An endorsement from Baker, who has strong name recognition and was making his second bid for the office, was sought by all the Democratic candidates, particularly Comptroller Peter Franchot, best-selling author and former nonprofit chief Wes Moore and former U.S. labor secretary Tom Perez, who are locked in a statistical three-way tie for the Democratic nomination, according to fresh polling from Goucher College.

DeMarinis said public financing has been available in Maryland for decades but, in practice, it is in its infancy. Maryland is one of 14 states that have some form of public financing. Baker was limited to donations of $250 to receive state funds. Only three other statewide candidates in recent years (then-businessman Hogan and former delegate Heather Mizuer in 2014 and former senator Richard Madaleno in 2018) have used it. None suspended their campaigns or dropped out of their races.

DeMarinis raised concerns about the integrity of the system, which puts most candidates at a financial disadvantage over those with deep-pocketed donors but is also seen as a way to get the process away from large donors and special interests.

“The integrity of the system is paramount with the idea that public funds are used for legitimate electorate purposes and not potential gamesmanship,” he said. “We have to make sure the integrity of the program and its viability for future elections will remain.”

According to the state Board of Elections, Baker is still in the race.

A spokesman for Baker did not return calls for comment.

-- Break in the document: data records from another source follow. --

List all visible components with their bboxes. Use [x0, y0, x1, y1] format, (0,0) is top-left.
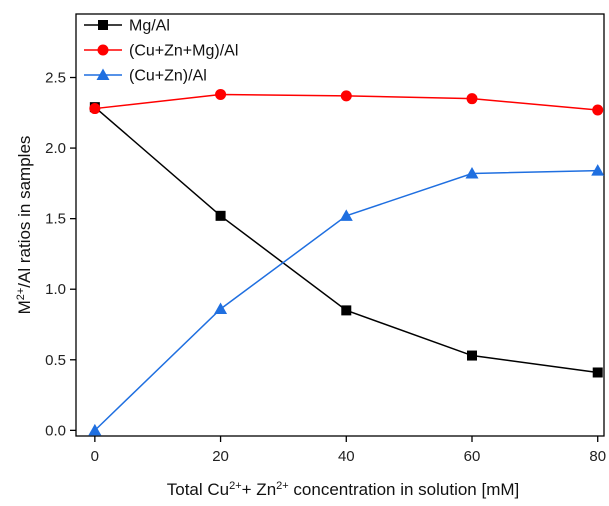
x-tick-label: 20 [212, 448, 229, 465]
x-axis-title: Total Cu2++ Zn2+ concentration in soluti… [167, 480, 520, 499]
y-tick-label: 2.5 [45, 70, 66, 87]
legend-label: (Cu+Zn)/Al [129, 68, 207, 85]
data-point [215, 88, 227, 100]
data-point [215, 210, 226, 221]
legend: Mg/Al (Cu+Zn+Mg)/Al (Cu+Zn)/Al [84, 18, 238, 85]
axis-ticks: 0 20 40 60 80 0.0 0.5 1.0 1.5 2.0 2.5 [45, 70, 606, 465]
data-point [214, 302, 228, 314]
x-tick-label: 60 [464, 448, 481, 465]
y-tick-label: 1.0 [45, 281, 66, 298]
data-point [591, 164, 605, 176]
data-point [465, 166, 479, 179]
legend-marker [98, 20, 108, 30]
data-point [341, 305, 352, 316]
series-2 [89, 88, 604, 116]
y-tick-label: 2.0 [45, 140, 66, 157]
data-point [466, 93, 478, 105]
y-axis-title: M2+/Al ratios in samples [15, 136, 34, 315]
data-point [340, 90, 352, 102]
legend-label: Mg/Al [129, 18, 170, 35]
series-line [94, 106, 598, 374]
x-tick-label: 0 [91, 448, 99, 465]
legend-item: (Cu+Zn+Mg)/Al [84, 43, 238, 60]
y-tick-label: 0.5 [45, 352, 66, 369]
plot-frame [75, 13, 605, 437]
data-point [592, 367, 603, 378]
data-point [339, 209, 353, 221]
legend-marker [97, 44, 109, 56]
data-point [89, 103, 101, 115]
x-tick-label: 40 [338, 448, 355, 465]
series-layer [88, 88, 605, 436]
data-point [88, 423, 102, 436]
y-tick-label: 1.5 [45, 211, 66, 228]
legend-item: (Cu+Zn)/Al [84, 68, 207, 85]
x-tick-label: 80 [589, 448, 606, 465]
y-tick-label: 0.0 [45, 422, 66, 439]
data-point [592, 104, 604, 116]
legend-item: Mg/Al [84, 18, 170, 35]
legend-marker [96, 68, 110, 80]
series-3 [88, 164, 605, 436]
data-point [467, 350, 477, 361]
legend-label: (Cu+Zn+Mg)/Al [129, 43, 238, 60]
series-1 [89, 102, 603, 378]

DeMarinis said he contacted the campaign shortly after Baker’s announcement earlier this month and was told that the campaign was still active and seeking viability. “My understanding from the campaign is that they are still trying to win the nomination,” DeMarinis said. “He didn’t drop out.”

Baker filed a request last week seeking state funds and a $21,000 check from the state public financing system was recently processed to the campaign, DeMarinis said.